ALASTAIR Cook scored just eight but Tom Westley and Ravi Bopara both hit superbly-paced half-centuries as Essex Eagles completed an impressive six-wicket NatWest T20 Blast victory against Surrey in front of a 20,000 crowd at the Kia Oval.

Westley hit 55 from 41 balls, with a six and seven fours, and Bopara a 48-ball 57 with five fours and Essex went on to overhaul Surrey’s 169 for eight with four balls to spare.

Ryan ten Doeschate, with 13 not out, and James Foster, who swung his first ball for six, off Moises Henriques and then hit the winning four in a seven-ball unbeaten 18, made sure Essex got over the finishing line with a flourish after a third wicket stand of 115 in 14 overs between Westley and Bopara that was a masterclass of controlled batting.
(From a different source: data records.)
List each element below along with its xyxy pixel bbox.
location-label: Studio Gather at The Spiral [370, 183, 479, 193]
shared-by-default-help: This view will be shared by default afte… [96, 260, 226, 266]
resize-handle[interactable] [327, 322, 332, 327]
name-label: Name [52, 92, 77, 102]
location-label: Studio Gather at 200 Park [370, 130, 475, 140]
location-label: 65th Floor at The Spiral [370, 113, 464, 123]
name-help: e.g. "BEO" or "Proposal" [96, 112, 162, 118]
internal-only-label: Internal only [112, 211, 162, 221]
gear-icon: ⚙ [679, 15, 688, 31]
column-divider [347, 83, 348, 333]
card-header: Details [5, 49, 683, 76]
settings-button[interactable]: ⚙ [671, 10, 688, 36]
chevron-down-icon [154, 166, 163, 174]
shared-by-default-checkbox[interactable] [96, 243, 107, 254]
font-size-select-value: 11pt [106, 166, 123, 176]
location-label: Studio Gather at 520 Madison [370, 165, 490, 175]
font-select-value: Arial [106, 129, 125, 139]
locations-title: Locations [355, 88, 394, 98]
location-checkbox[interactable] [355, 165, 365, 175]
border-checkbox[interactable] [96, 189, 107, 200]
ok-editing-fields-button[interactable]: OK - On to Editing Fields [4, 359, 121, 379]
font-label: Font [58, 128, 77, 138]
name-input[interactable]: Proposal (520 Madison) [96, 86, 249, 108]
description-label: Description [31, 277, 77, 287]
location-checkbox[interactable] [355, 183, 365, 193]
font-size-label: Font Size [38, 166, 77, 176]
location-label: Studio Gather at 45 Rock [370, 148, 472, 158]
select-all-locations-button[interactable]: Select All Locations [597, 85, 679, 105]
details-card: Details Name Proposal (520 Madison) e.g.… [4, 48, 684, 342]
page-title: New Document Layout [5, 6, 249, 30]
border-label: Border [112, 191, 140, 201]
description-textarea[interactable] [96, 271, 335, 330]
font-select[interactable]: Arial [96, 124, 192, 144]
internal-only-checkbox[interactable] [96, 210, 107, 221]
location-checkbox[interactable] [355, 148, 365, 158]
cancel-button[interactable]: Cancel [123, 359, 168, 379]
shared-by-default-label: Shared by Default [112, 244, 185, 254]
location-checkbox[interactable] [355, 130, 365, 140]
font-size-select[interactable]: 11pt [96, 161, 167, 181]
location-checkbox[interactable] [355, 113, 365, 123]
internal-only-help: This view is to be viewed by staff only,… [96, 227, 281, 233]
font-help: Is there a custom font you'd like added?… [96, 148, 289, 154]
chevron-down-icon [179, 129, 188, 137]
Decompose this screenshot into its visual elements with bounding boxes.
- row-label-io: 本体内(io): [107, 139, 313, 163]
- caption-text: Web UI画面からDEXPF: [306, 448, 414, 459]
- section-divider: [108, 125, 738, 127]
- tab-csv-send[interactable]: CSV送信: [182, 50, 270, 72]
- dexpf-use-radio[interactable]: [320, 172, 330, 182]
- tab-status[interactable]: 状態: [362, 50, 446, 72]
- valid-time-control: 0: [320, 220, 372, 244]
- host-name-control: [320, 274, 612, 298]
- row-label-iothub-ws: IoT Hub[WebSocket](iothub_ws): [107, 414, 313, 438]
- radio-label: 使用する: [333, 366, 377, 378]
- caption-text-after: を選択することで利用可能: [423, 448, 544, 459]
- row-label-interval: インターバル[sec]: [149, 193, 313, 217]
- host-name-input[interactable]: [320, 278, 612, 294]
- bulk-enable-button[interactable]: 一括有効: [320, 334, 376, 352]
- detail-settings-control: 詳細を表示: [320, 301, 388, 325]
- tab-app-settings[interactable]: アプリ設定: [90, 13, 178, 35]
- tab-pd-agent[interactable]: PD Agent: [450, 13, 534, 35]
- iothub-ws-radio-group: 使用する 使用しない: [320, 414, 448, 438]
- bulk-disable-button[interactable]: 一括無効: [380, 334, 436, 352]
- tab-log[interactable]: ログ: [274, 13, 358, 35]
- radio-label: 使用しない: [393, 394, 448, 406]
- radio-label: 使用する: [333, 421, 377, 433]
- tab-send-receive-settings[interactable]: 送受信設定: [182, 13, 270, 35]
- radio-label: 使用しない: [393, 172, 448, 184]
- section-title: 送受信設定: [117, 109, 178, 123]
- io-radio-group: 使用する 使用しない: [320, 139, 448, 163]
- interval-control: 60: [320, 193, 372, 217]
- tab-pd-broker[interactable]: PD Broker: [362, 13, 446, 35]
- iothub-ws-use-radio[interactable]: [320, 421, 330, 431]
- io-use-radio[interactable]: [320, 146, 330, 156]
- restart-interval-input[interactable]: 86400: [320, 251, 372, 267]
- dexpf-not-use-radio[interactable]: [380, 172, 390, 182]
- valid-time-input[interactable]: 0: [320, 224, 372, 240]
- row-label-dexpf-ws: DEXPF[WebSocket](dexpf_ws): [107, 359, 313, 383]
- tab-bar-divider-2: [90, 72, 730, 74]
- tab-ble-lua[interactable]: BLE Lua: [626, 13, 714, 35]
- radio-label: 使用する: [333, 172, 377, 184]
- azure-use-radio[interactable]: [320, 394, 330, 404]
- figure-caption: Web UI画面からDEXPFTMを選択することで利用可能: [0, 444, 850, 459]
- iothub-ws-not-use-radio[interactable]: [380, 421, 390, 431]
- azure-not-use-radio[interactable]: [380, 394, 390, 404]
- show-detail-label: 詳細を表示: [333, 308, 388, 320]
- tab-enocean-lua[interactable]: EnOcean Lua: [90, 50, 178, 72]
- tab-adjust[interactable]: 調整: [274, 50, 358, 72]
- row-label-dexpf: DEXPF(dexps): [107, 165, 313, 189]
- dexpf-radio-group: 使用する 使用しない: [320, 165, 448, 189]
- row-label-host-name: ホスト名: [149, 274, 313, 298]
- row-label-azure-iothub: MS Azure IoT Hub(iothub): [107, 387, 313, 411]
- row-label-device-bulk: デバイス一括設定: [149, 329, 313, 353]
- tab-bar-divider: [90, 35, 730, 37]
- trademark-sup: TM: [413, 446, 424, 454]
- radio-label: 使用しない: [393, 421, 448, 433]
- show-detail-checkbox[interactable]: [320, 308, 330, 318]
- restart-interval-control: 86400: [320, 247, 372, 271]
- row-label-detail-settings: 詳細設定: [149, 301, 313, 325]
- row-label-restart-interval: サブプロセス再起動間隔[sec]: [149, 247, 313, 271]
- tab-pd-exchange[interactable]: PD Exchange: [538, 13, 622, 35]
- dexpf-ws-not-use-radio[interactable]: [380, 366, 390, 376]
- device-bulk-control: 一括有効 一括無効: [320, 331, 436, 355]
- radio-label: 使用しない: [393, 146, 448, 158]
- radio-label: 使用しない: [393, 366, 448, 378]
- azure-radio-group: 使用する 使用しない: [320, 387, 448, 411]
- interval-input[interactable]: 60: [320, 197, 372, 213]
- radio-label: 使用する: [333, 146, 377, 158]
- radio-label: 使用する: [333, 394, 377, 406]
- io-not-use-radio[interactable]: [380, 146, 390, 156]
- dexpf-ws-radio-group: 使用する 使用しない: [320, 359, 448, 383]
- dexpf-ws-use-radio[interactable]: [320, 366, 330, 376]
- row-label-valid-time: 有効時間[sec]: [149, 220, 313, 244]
For 42 successive deliveries, from the ninth to the 16th over, they did not allow one single dot ball and, after coming together at 24 for two, they made a tough chase look easy.

Ten Doeschate also pulled Henriques for six in an 18th over that cost 15 runs.

Essex, who needed 30 from the last three overs after Westley had been bowled behind his legs by Matt Dunn and Bopara had been brilliantly caught by a diving Kumar Sangakkara at long off, required just five by the time Azhar Mahmood ran in to start the final over, and Foster cut his second ball to the cover ropes to seal the win at 170 for four.

It was a victory that Essex badly needed, because they had begun the game on the bottom of the South Group table with four defeats from their first five matches.

Surrey, for whom this was a third loss in four games, only got as many as they did because Zafar Ansari swung four sixes in an eye-catching 39 not out from only 16 balls in the closing overs of their innings.

Before Ansari’s late assault, only Sangakkara with 58 from 38 balls, with a six and eight fours, took the attack to the Essex bowlers with any real vigour.

Cook’s highest T20 score, in just 32 matches of short form cricket, came against Surrey at the Oval in June 2009, when he hit an unbeaten 100 from 57 balls, but here England’s Test captain managed only one boundary, a beautifully-struck extra cover drive for four off Matt Dunn, before hoicking the same bowler to Tom Curran at deep mid wicket in the third over.

Jesse Ryder had already gone by then, smashing Dunn for four and six off the fourth and fifth balls of the Essex reply but then missing an attempted carve into the offside from the next ball and being bowled for 11.

But Westley and Bopara were more than equal to the challenge and Dunn’s 3 for 34 was ultimately in vain.

Surrey’s innings got off to a poor start with Steven Davies bowled for a first ball duck by a fine off break from Westley.

That was only the second ball of the match and worse was to follow for the home side when Jason Roy, on 9, mis-hit the nagging seam of David Masters straight to Cook at mid off in the fourth over.

Roy, selected earlier this week for England’s one-day international squad for the upcoming series against New Zealand, has now scored just 22 runs in four T20 knocks this season.

Last year, the 24-year-old was the competition’s leading run-scorer with 677 runs at an average of 48.35, with nine scores of 50 or more.

Sangakkara hit Graham Napier straight for six in the fifth over, delighting the huge crowd by taking fours from the next two deliveries as well with a short-arm jab of a stroke through mid wicket and then a resounding pull.

Australian all-rounder Henriques helped Sangakkara to add 57 in six overs for the third wicket, driving Shaun Tait for a superb straight six and then swinging Westley for another maximum.

On 22, however, Henriques was bowled by Bopara, the pick of the Essex bowlers with 3 for 18 off his four overs of canny medium pace.

Bopara also bowled Azhar Mahmood for 20, soon after Gary Wilson had been well held low down by Napier at third man for a duck off Tait and Sangakkara’s fine innings had been ended by a catch on the deep square leg boundary by Ten Doeschate off Westley.

At 120 for six in the 16th over, Surrey looked to be underachieving significantly with the bat but Ansari drove Westley for six, pulled Tait for four and then, despite the loss of James Burke to Tait in the 18th over, launched his 19th over assault on Napier to haul his side up to a total they could at least try to defend.